As a reminder, management guided for total purchase volume growth in the mid-20% range and 15% to 18% revenue growth on a currency neutral basis. They expect non-GAAP earnings of $1.23 to $1.27 per share.
During the third quarter, PayPal reported a 34% growth rate in total purchase volume, representing twice the growth rate of global eCommerce on the back of strong share gains. Adoption of Venmo, Braintree and One Touch also began in 23 countries with more than 1 million merchants and more than 10 million consumers using the platforms.
Over two years, Braintree has seen the number of cards on file grow by four times, bringing it to 185 million. This platform enabled PayPal to build out its payments platform even further as some of the most important new merchants like Uber and AirBnB adopt it. Further, the Deutsche Bank team notes that Venmo’s volumes climbed 200% in the third quarter, reaching $2.1 billion, and they anticipate that as more and more merchants accept the payments service, its growth will accelerate, thus providing possible incremental revenue growth going forward.

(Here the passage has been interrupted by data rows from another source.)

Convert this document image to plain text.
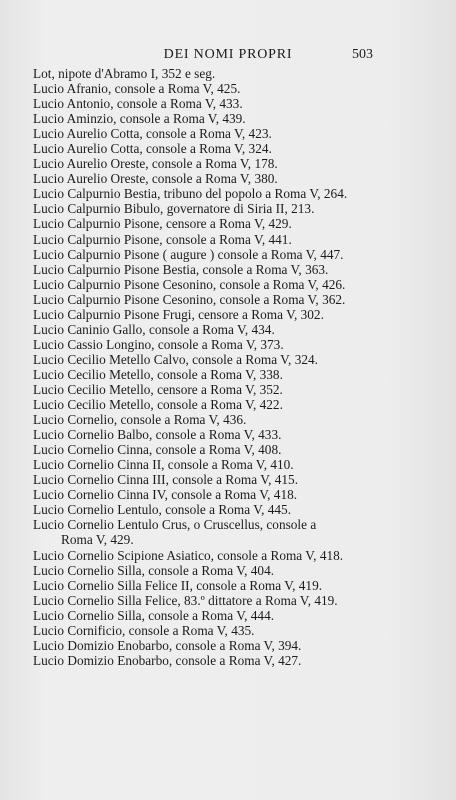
DEI NOMI PROPRI	503
Lot, nipote d'Abramo I, 352 e seg.
Lucio Afranio, console a Roma V, 425.
Lucio Antonio, console a Roma V, 433.
Lucio Aminzio, console a Roma V, 439.
Lucio Aurelio Cotta, console a Roma V, 423.
Lucio Aurelio Cotta, console a Roma V, 324.
Lucio Aurelio Oreste, console a Roma V, 178.
Lucio Aurelio Oreste, console a Roma V, 380.
Lucio Calpurnio Bestia, tribuno del popolo a Roma V, 264.
Lucio Calpurnio Bibulo, governatore di Siria II, 213.
Lucio Calpurnio Pisone, censore a Roma V, 429.
Lucio Calpurnio Pisone, console a Roma V, 441.
Lucio Calpurnio Pisone ( augure ) console a Roma V, 447.
Lucio Calpurnio Pisone Bestia, console a Roma V, 363.
Lucio Calpurnio Pisone Cesonino, console a Roma V, 426.
Lucio Calpurnio Pisone Cesonino, console a Roma V, 362.
Lucio Calpurnio Pisone Frugi, censore a Roma V, 302.
Lucio Caninio Gallo, console a Roma V, 434.
Lucio Cassio Longino, console a Roma V, 373.
Lucio Cecilio Metello Calvo, console a Roma V, 324.
Lucio Cecilio Metello, console a Roma V, 338.
Lucio Cecilio Metello, censore a Roma V, 352.
Lucio Cecilio Metello, console a Roma V, 422.
Lucio Cornelio, console a Roma V, 436.
Lucio Cornelio Balbo, console a Roma V, 433.
Lucio Cornelio Cinna, console a Roma V, 408.
Lucio Cornelio Cinna II, console a Roma V, 410.
Lucio Cornelio Cinna III, console a Roma V, 415.
Lucio Cornelio Cinna IV, console a Roma V, 418.
Lucio Cornelio Lentulo, console a Roma V, 445.
Lucio Cornelio Lentulo Crus, o Cruscellus, console a
Roma V, 429.
Lucio Cornelio Scipione Asiatico, console a Roma V, 418.
Lucio Cornelio Silla, console a Roma V, 404.
Lucio Cornelio Silla Felice II, console a Roma V, 419.
Lucio Cornelio Silla Felice, 83.º dittatore a Roma V, 419.
Lucio Cornelio Silla, console a Roma V, 444.
Lucio Cornificio, console a Roma V, 435.
Lucio Domizio Enobarbo, console a Roma V, 394.
Lucio Domizio Enobarbo, console a Roma V, 427.
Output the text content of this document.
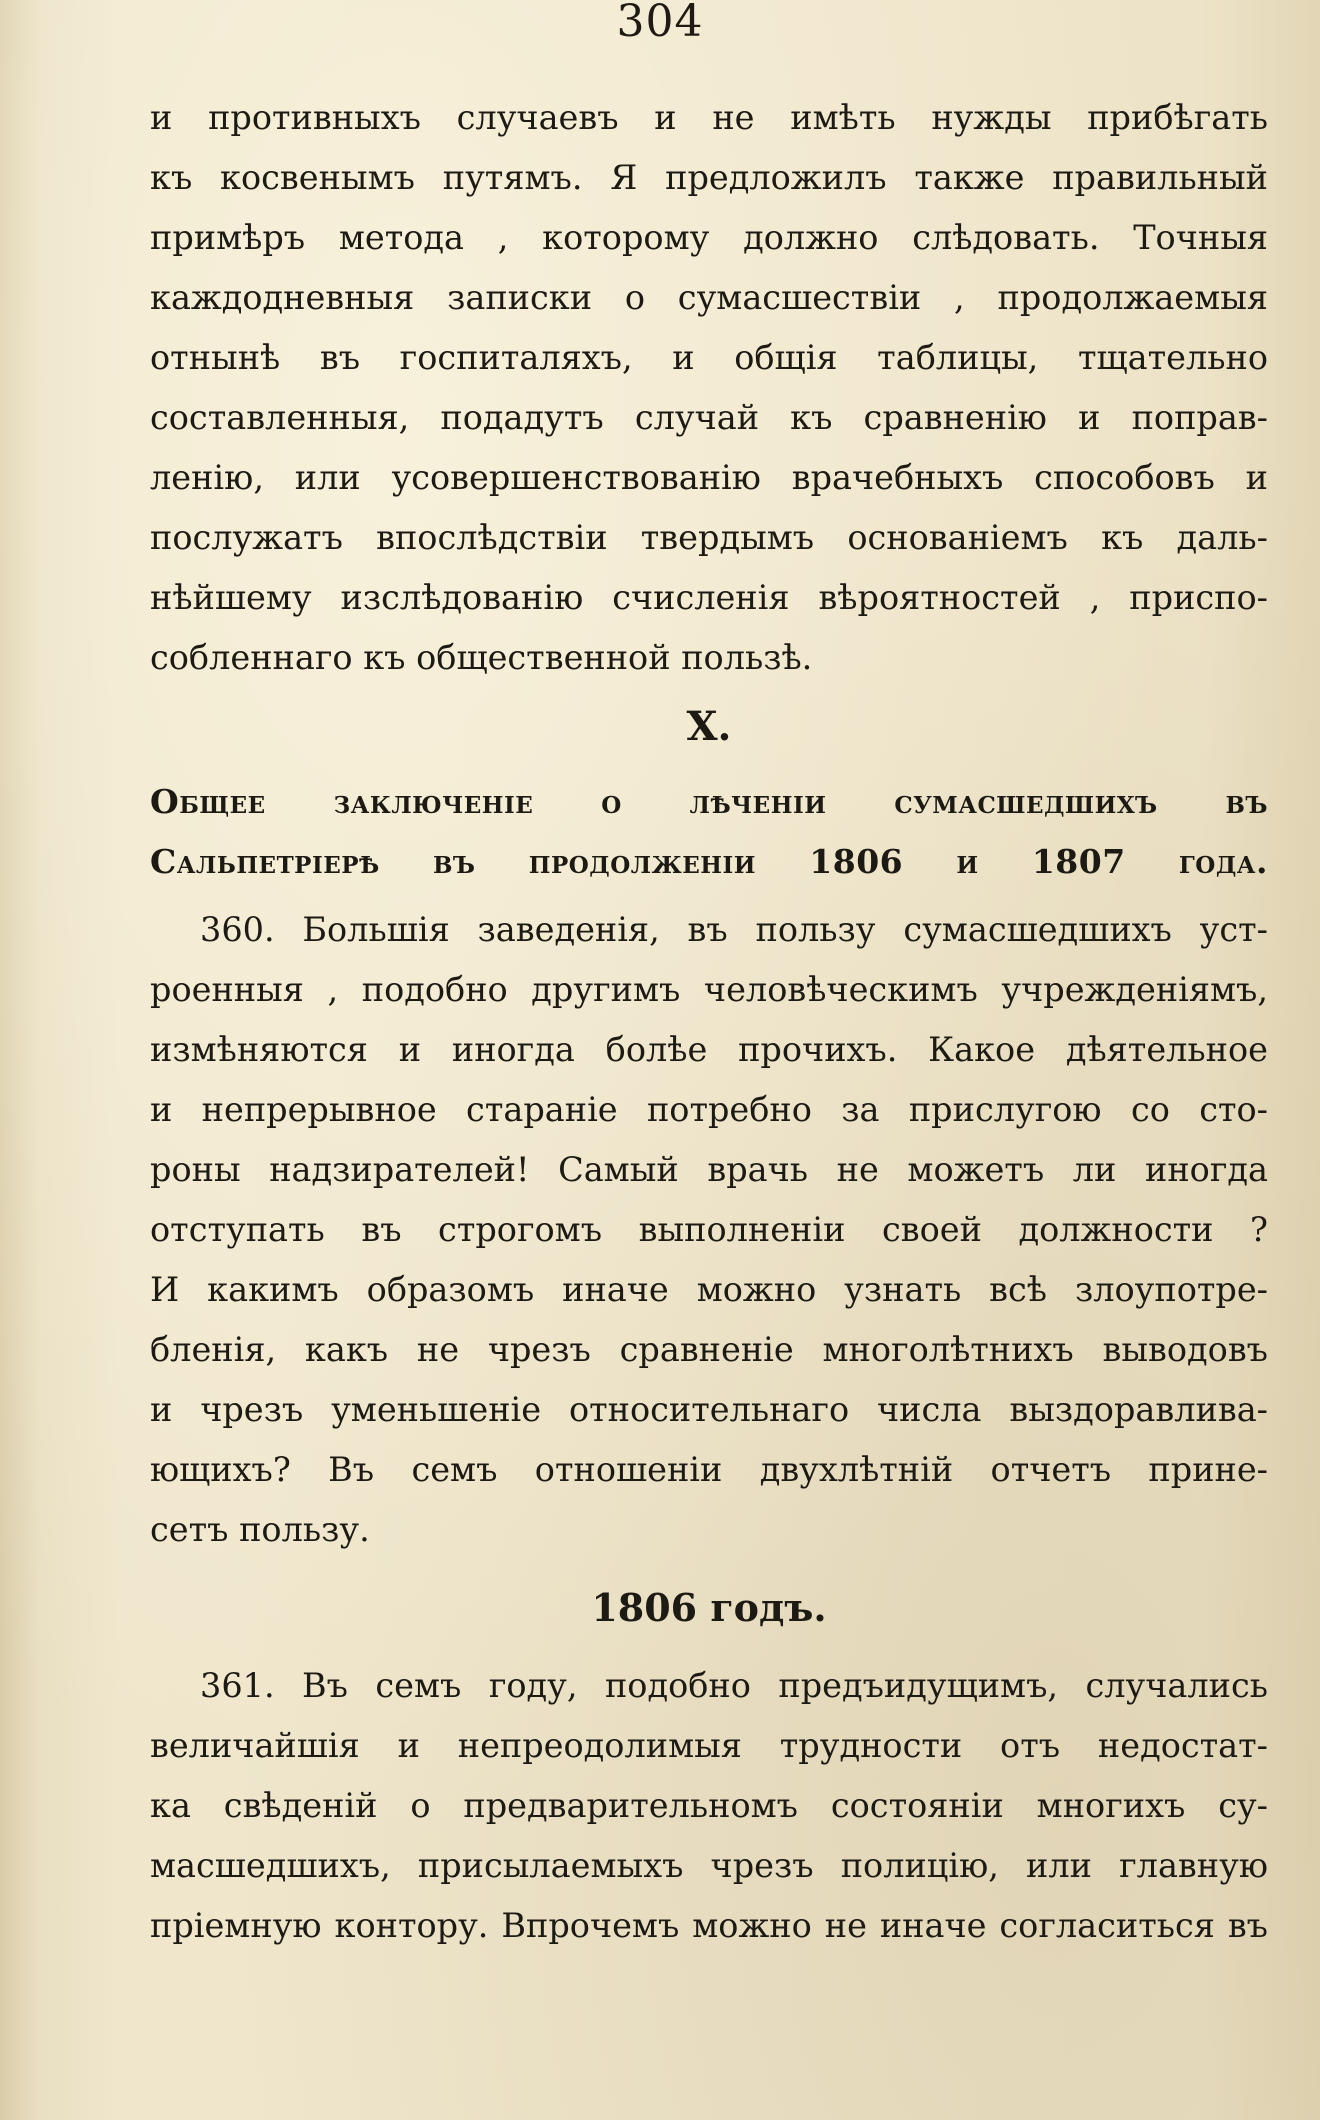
304
и противныхъ случаевъ и не имѣть нужды прибѣгать
къ косвенымъ путямъ. Я предложилъ также правильный
примѣръ метода , которому должно слѣдовать. Точныя
каждодневныя записки о сумасшествіи , продолжаемыя
отнынѣ въ госпиталяхъ, и общія таблицы, тщательно
составленныя, подадутъ случай къ сравненію и поправ-
ленію, или усовершенствованію врачебныхъ способовъ и
послужатъ впослѣдствіи твердымъ основаніемъ къ даль-
нѣйшему изслѣдованію счисленія вѣроятностей , приспо-
собленнаго къ общественной пользѣ.
X.
Общее заключеніе о лѣченіи сумасшедшихъ въ
Сальпетріерѣ въ продолженіи 1806 и 1807 года.
360. Большія заведенія, въ пользу сумасшедшихъ уст-
роенныя , подобно другимъ человѣческимъ учрежденіямъ,
измѣняются и иногда болѣе прочихъ. Какое дѣятельное
и непрерывное стараніе потребно за прислугою со сто-
роны надзирателей! Самый врачь не можетъ ли иногда
отступать въ строгомъ выполненіи своей должности ?
И какимъ образомъ иначе можно узнать всѣ злоупотре-
бленія, какъ не чрезъ сравненіе многолѣтнихъ выводовъ
и чрезъ уменьшеніе относительнаго числа выздоравлива-
ющихъ? Въ семъ отношеніи двухлѣтній отчетъ прине-
сетъ пользу.
1806 годъ.
361. Въ семъ году, подобно предъидущимъ, случались
величайшія и непреодолимыя трудности отъ недостат-
ка свѣденій о предварительномъ состояніи многихъ су-
масшедшихъ, присылаемыхъ чрезъ полицію, или главную
пріемную контору. Впрочемъ можно не иначе согласиться въ
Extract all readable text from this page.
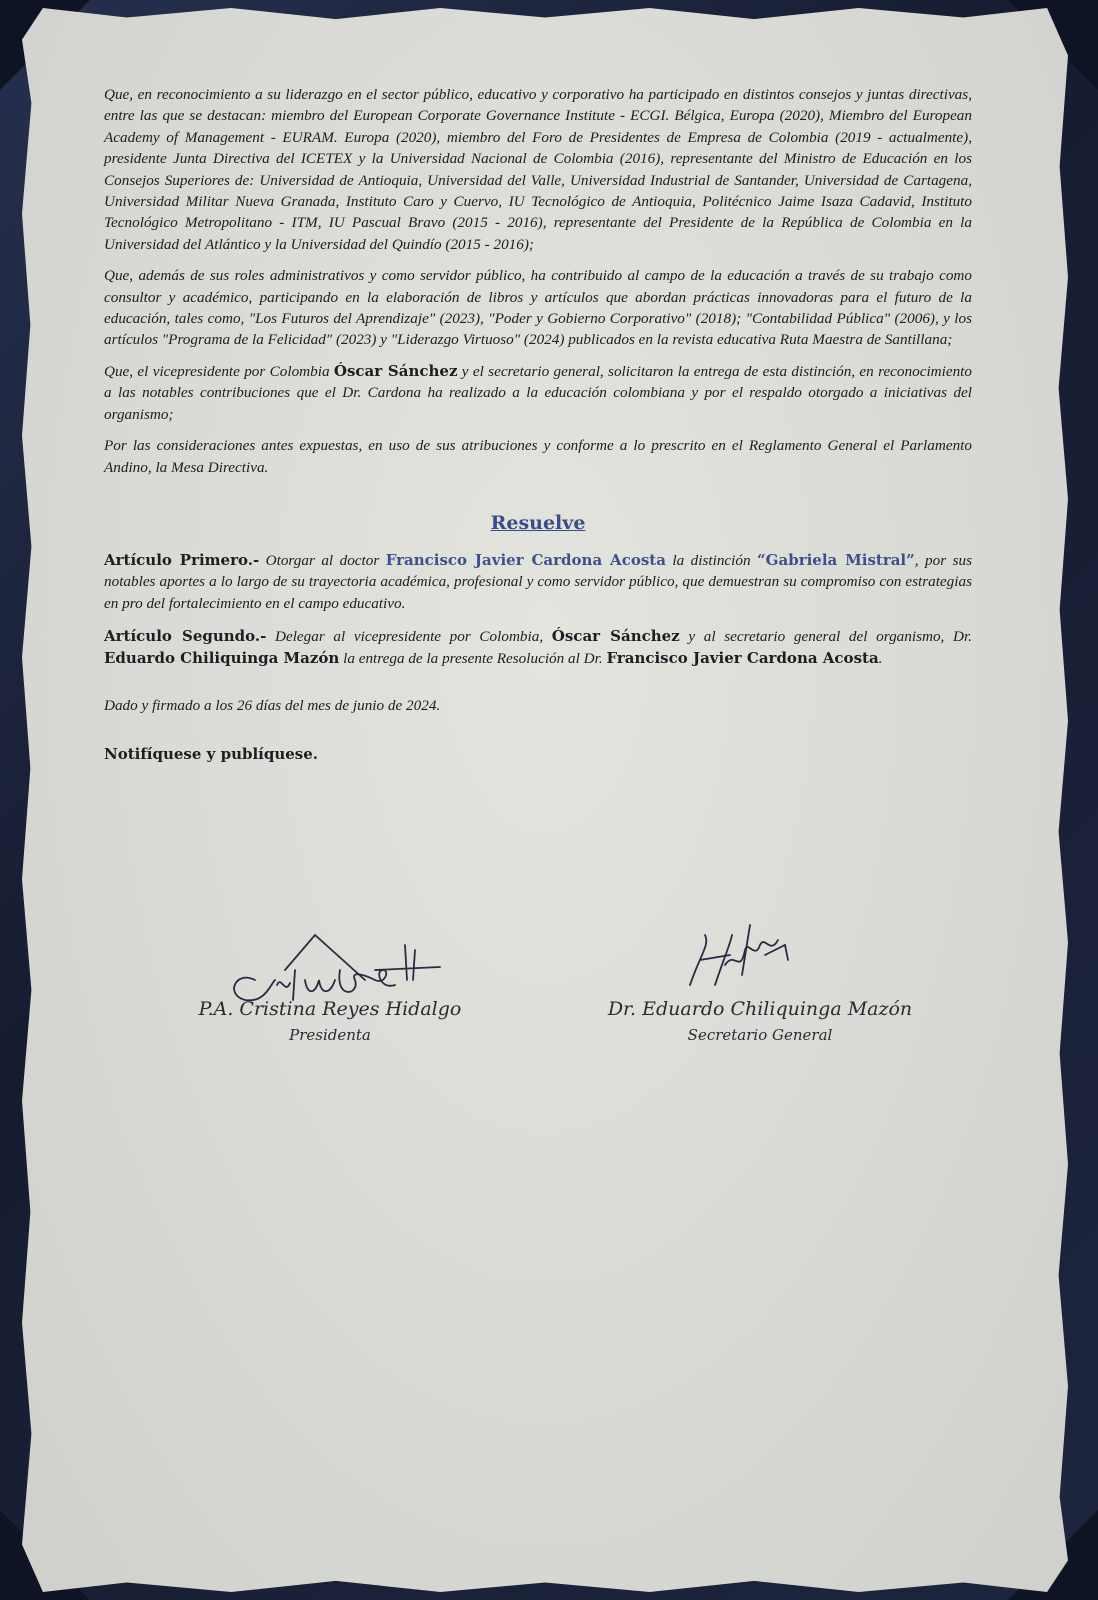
Que, en reconocimiento a su liderazgo en el sector público, educativo y corporativo ha participado en distintos consejos y juntas directivas, entre las que se destacan: miembro del European Corporate Governance Institute - ECGI. Bélgica, Europa (2020), Miembro del European Academy of Management - EURAM. Europa (2020), miembro del Foro de Presidentes de Empresa de Colombia (2019 - actualmente), presidente Junta Directiva del ICETEX y la Universidad Nacional de Colombia (2016), representante del Ministro de Educación en los Consejos Superiores de: Universidad de Antioquia, Universidad del Valle, Universidad Industrial de Santander, Universidad de Cartagena, Universidad Militar Nueva Granada, Instituto Caro y Cuervo, IU Tecnológico de Antioquia, Politécnico Jaime Isaza Cadavid, Instituto Tecnológico Metropolitano - ITM, IU Pascual Bravo (2015 - 2016), representante del Presidente de la República de Colombia en la Universidad del Atlántico y la Universidad del Quindío (2015 - 2016);

Que, además de sus roles administrativos y como servidor público, ha contribuido al campo de la educación a través de su trabajo como consultor y académico, participando en la elaboración de libros y artículos que abordan prácticas innovadoras para el futuro de la educación, tales como, "Los Futuros del Aprendizaje" (2023), "Poder y Gobierno Corporativo" (2018); "Contabilidad Pública" (2006), y los artículos "Programa de la Felicidad" (2023) y "Liderazgo Virtuoso" (2024) publicados en la revista educativa Ruta Maestra de Santillana;

Que, el vicepresidente por Colombia Óscar Sánchez y el secretario general, solicitaron la entrega de esta distinción, en reconocimiento a las notables contribuciones que el Dr. Cardona ha realizado a la educación colombiana y por el respaldo otorgado a iniciativas del organismo;

Por las consideraciones antes expuestas, en uso de sus atribuciones y conforme a lo prescrito en el Reglamento General el Parlamento Andino, la Mesa Directiva.

Resuelve

Artículo Primero.- Otorgar al doctor Francisco Javier Cardona Acosta la distinción “Gabriela Mistral”, por sus notables aportes a lo largo de su trayectoria académica, profesional y como servidor público, que demuestran su compromiso con estrategias en pro del fortalecimiento en el campo educativo.

Artículo Segundo.- Delegar al vicepresidente por Colombia, Óscar Sánchez y al secretario general del organismo, Dr. Eduardo Chiliquinga Mazón la entrega de la presente Resolución al Dr. Francisco Javier Cardona Acosta.

Dado y firmado a los 26 días del mes de junio de 2024.

Notifíquese y publíquese.

P.A. Cristina Reyes Hidalgo
Presidenta
Dr. Eduardo Chiliquinga Mazón
Secretario General
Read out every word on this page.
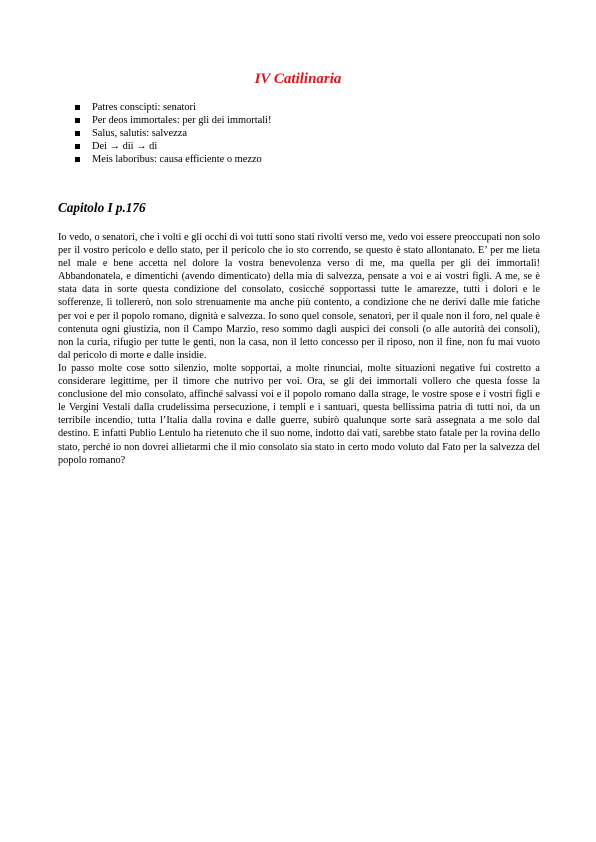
IV Catilinaria
Patres conscipti: senatori
Per deos immortales: per gli dei immortali!
Salus, salutis: salvezza
Dei → dii → di
Meis laboribus: causa efficiente o mezzo
Capitolo I p.176

Io vedo, o senatori, che i volti e gli occhi di voi tutti sono stati rivolti verso me, vedo voi essere preoccupati non solo per il vostro pericolo e dello stato, per il pericolo che io sto correndo, se questo è stato allontanato. E’ per me lieta nel male e bene accetta nel dolore la vostra benevolenza verso di me, ma quella per gli dei immortali! Abbandonatela, e dimentichi (avendo dimenticato) della mia di salvezza, pensate a voi e ai vostri figli. A me, se è stata data in sorte questa condizione del consolato, cosicché sopportassi tutte le amarezze, tutti i dolori e le sofferenze, li tollererò, non solo strenuamente ma anche più contento, a condizione che ne derivi dalle mie fatiche per voi e per il popolo romano, dignità e salvezza. Io sono quel console, senatori, per il quale non il foro, nel quale è contenuta ogni giustizia, non il Campo Marzio, reso sommo dagli auspici dei consoli (o alle autorità dei consoli), non la curia, rifugio per tutte le genti, non la casa, non il letto concesso per il riposo, non il fine, non fu mai vuoto dal pericolo di morte e dalle insidie.

Io passo molte cose sotto silenzio, molte sopportai, a molte rinunciai, molte situazioni negative fui costretto a considerare legittime, per il timore che nutrivo per voi. Ora, se gli dei immortali vollero che questa fosse la conclusione del mio consolato, affinché salvassi voi e il popolo romano dalla strage, le vostre spose e i vostri figli e le Vergini Vestali dalla crudelissima persecuzione, i templi e i santuari, questa bellissima patria di tutti noi, da un terribile incendio, tutta l’Italia dalla rovina e dalle guerre, subirò qualunque sorte sarà assegnata a me solo dal destino. E infatti Publio Lentulo ha rietenuto che il suo nome, indotto dai vati, sarebbe stato fatale per la rovina dello stato, perché io non dovrei allietarmi che il mio consolato sia stato in certo modo voluto dal Fato per la salvezza del popolo romano?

PayPal’s international payments also climbed 25% in constant currency during the third quarter, and Keane expects the company to leverage Xoom to expand this even further, especially in Mexico, India and the Philippines. Additionally, he said the shift toward mobile payments is still providing a tailwind for PayPal as volumes grew 42% during the third quarter. Small business lending provides even more opportunities, he added.
Another bonus for the company is the fact that a recent survey indicated that half of U.S. consumers prefer using PayPal rather than their bank, although Apple Pay is catching up quickly with already 20% despite its newness.
PayPal can boost margins with scale
The Deutsche Bank analyst and his team added that as PayPal grows, it will be able to leverage its economy of scale to expand its margins at a sustainable rate. He said take rate and transaction margins will fall as a result of mix because of factors like Venmo’s and Braintree’s rapid growth. Also hedging and one-time gains will lessen, and larger merchants will continue to sign on to the company’s various payment platforms.
However, he believes “‘like for like’ pricing” is still stable and believes overall operating margins will move higher. Currently PayPal enjoys a 25% to 30% global share of eCommerce, plus fixed cost leverage at 42% in the third quarter. Keane adds that “re-platforming” in some areas should also expand margins.
He expects the payments process to continue its acquisition strategy in the near future as well. He also expects PayPal to continue focusing on organic investment and announce a share repurchase program on the fourth quarter earnings call, plus revenue and earnings per share guidance for this year.
Shares of PayPal edged higher by as much as 0.26% to $31.28 per share today, putting them on track to erase Wednesday’s slump.